27 employees of private university get Madras high court reprieve
Source: deccanchronicle.com
Chennai: Coming to the rescue of 27 employees of Manonmaniam Sundaranar University, who had put in 9 to 10 years of service as Skilled NMR on daily wages initially and thereafter on consolidated appointment, but were issued with disengagement memo, the Madras high court has directed the University to consider their representations, to be made afresh, in accordance with law and also in the light of regularization made in respect of similarly situated persons, within 4 weeks.
Justice R.Mahadevan gave the directive while disposing of the petitions from V.Srinivasan and 26 others.
According to petitioners, pursuant to a notification issued by the University, they applied for the post of Skilled NMR. The University, after completion of selection process, such as certificate verification, written examination and interview, appointed them as Skilled NMRs and after sometime, they got consolidated appointment. In the minutes of the meeting held on February 7, 2015, the Syndicate sub-committee held that the consolidated skilled NMRs, on completion of five years of service, would be made permanent/regularized and in accordance with the recommendation, they made a request to absorb them as Junior Assistant. But the University rejected their claim. While so, to their shock and surprise, the University issued a notification calling for application for various posts. Consequently, disengagement memos were issued against them, they added.

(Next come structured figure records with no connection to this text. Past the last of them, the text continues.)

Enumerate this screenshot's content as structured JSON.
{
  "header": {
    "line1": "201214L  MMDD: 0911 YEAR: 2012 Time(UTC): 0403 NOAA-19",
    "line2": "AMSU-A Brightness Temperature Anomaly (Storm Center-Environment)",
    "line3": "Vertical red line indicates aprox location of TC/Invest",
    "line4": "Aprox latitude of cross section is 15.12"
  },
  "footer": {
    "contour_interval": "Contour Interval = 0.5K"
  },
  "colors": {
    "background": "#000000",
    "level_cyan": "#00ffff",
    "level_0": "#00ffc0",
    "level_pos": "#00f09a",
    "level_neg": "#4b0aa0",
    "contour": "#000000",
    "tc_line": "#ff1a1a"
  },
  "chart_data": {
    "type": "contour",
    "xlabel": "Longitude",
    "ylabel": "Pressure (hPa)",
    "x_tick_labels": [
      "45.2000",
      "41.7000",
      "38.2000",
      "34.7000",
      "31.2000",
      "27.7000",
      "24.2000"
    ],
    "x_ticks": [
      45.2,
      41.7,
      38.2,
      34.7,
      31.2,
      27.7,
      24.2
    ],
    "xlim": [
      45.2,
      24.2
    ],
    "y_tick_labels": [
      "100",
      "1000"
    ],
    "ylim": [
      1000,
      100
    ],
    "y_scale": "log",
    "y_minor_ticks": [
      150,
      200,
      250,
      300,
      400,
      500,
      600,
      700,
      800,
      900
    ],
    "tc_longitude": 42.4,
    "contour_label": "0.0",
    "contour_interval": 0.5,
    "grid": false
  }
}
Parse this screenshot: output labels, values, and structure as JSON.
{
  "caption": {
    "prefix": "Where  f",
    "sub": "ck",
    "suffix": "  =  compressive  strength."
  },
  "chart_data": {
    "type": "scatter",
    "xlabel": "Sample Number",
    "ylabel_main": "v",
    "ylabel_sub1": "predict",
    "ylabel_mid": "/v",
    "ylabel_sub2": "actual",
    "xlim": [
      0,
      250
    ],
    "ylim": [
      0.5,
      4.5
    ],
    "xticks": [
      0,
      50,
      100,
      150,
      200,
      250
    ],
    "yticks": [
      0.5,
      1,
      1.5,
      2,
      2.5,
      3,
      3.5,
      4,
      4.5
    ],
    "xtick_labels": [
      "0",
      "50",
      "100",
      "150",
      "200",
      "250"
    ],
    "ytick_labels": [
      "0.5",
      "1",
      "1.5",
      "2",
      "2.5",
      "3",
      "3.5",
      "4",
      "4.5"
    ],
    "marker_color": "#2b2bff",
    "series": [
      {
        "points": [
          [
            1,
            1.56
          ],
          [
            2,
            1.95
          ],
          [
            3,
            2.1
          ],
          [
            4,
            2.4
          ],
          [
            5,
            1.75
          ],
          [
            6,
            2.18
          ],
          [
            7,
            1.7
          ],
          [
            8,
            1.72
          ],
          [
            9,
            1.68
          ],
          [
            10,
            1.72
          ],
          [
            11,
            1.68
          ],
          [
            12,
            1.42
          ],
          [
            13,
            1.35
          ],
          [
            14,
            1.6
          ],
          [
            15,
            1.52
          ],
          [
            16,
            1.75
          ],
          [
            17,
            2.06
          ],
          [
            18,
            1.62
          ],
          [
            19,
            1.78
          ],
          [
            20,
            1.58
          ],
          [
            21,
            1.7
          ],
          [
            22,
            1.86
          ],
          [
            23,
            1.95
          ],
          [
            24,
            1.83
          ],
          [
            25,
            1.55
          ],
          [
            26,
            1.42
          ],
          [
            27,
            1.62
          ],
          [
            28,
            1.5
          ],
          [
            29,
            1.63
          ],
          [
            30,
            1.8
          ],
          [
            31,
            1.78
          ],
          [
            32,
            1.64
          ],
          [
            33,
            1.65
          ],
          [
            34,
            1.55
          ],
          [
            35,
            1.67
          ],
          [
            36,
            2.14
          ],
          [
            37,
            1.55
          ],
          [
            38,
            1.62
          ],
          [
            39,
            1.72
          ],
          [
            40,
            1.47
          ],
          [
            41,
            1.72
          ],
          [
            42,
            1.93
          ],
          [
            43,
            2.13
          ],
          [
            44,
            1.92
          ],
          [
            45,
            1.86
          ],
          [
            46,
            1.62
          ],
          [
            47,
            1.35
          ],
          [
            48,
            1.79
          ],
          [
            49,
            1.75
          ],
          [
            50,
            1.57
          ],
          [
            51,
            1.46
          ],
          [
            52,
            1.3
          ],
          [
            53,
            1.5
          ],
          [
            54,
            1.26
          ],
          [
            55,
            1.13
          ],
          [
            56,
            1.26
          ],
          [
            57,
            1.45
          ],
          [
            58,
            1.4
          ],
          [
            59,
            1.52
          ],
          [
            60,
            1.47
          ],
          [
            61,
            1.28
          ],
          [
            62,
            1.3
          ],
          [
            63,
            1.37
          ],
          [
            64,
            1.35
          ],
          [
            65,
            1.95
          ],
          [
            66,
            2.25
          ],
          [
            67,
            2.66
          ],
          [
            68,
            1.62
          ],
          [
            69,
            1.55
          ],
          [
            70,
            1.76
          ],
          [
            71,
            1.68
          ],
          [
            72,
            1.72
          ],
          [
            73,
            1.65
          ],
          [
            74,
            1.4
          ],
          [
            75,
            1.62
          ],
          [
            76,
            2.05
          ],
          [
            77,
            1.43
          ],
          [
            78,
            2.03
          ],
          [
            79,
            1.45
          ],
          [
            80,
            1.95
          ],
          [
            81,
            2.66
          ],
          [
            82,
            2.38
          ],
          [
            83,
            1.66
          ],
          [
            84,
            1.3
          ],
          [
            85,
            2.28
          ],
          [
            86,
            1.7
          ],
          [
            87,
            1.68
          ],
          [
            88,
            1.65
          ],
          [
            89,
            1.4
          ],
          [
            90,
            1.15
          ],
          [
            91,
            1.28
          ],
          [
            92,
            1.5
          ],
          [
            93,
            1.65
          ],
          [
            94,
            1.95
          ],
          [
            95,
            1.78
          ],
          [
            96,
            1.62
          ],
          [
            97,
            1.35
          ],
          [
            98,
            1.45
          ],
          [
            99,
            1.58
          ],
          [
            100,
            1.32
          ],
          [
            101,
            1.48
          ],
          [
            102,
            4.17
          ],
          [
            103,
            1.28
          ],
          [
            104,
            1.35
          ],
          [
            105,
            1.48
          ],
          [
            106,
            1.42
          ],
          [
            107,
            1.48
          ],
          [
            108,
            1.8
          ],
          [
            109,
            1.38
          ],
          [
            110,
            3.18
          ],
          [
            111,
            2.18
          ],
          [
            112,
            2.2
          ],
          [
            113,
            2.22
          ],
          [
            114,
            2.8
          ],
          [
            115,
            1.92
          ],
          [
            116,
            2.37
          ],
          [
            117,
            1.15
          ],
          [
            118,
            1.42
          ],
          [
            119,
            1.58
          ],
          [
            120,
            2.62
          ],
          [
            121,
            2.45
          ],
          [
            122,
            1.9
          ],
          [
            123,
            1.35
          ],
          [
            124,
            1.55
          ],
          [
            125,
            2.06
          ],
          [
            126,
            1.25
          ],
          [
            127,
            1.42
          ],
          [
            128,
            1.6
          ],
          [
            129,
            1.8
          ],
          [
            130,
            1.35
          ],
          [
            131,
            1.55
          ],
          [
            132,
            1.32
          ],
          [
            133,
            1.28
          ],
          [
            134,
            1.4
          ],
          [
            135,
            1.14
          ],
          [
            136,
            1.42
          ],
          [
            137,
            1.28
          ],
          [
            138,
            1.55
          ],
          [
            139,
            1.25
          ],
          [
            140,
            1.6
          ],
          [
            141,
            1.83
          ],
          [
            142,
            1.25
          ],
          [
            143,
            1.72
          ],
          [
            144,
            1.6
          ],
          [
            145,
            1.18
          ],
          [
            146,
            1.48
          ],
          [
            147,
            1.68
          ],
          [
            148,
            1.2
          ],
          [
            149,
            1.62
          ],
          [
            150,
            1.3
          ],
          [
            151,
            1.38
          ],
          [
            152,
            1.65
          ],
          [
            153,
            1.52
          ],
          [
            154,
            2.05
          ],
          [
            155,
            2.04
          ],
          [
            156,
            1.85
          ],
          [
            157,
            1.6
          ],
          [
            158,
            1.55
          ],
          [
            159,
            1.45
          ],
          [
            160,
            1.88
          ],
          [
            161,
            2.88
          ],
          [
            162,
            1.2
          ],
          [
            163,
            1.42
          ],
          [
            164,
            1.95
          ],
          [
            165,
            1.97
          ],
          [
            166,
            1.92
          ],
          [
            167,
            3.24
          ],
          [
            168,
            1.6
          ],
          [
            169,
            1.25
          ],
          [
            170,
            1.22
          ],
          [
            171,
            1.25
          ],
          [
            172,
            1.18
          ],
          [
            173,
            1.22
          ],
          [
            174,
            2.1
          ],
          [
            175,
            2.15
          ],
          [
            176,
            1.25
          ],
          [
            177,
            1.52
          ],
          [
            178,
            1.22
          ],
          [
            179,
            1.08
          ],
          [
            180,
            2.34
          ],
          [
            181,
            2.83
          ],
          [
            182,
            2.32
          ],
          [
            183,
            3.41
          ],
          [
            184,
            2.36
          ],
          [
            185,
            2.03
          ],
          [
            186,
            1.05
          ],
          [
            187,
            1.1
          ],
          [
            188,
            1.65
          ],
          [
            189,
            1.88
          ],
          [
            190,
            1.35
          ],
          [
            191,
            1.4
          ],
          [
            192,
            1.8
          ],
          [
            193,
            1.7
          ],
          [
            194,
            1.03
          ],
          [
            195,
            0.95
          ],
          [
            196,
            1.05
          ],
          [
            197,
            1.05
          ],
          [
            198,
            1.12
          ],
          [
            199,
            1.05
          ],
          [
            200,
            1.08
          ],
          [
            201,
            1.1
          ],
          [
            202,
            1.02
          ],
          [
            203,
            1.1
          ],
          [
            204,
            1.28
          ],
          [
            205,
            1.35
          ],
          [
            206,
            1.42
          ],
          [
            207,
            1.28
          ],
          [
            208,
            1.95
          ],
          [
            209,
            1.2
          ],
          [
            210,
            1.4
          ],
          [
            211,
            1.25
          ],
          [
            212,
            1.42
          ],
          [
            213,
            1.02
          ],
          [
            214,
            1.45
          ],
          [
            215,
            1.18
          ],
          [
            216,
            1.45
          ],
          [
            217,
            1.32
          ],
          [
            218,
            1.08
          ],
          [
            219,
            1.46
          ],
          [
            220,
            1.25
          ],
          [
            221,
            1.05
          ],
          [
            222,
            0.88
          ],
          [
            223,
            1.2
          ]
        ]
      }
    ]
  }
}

The judge said though it has been submitted that the appointment of the petitioners were not in accordance with the constitutional scheme of employment and the constitutional scheme of employment requires public notification, inviting applications from all eligible candidates, the fact remains that the petitioner were appointed as skilled NMRs by public notification, after undergoing certificate verification, written examination and interview. Thereafter, they were appointed on consolidated basis in the year 2009 and completed 9 to 10 years of service in the University. Even though it was stated on the side of the university that the University has the authority to engage temporary employees in emergent situations, the question now arises for consideration was, how long the emergent situation would remain. If the petitioners have been appointed in an emergent situation, this court was unable to understand as to why the University has not taken steps to fill up the regular vacancies, even at this length of ti
me, the judge added.
The judge said the authorities would have very well aware of the statutory rules of the University as well as the other rules in force, which may come to the aid of the incumbents like that of the petitioners, if they put up their services up to a certain period. In the circumstances, the University should have been cautious enough, and had they been cautious, this type of situation would have been avoided. The university has all along been permitting the petitioners to work all these years, coupled with the fact that the similarly situated persons have been given regular appointment. This led to a legitimate expectation in the minds of the petitioners that they would be given regular appointment. “In these circumstances, this court is of the view that a duty is cast upon the respondents (University) to review their orders impugned herein by considering the plight of the petitioners, if they are otherwise found eligible”, the judge added.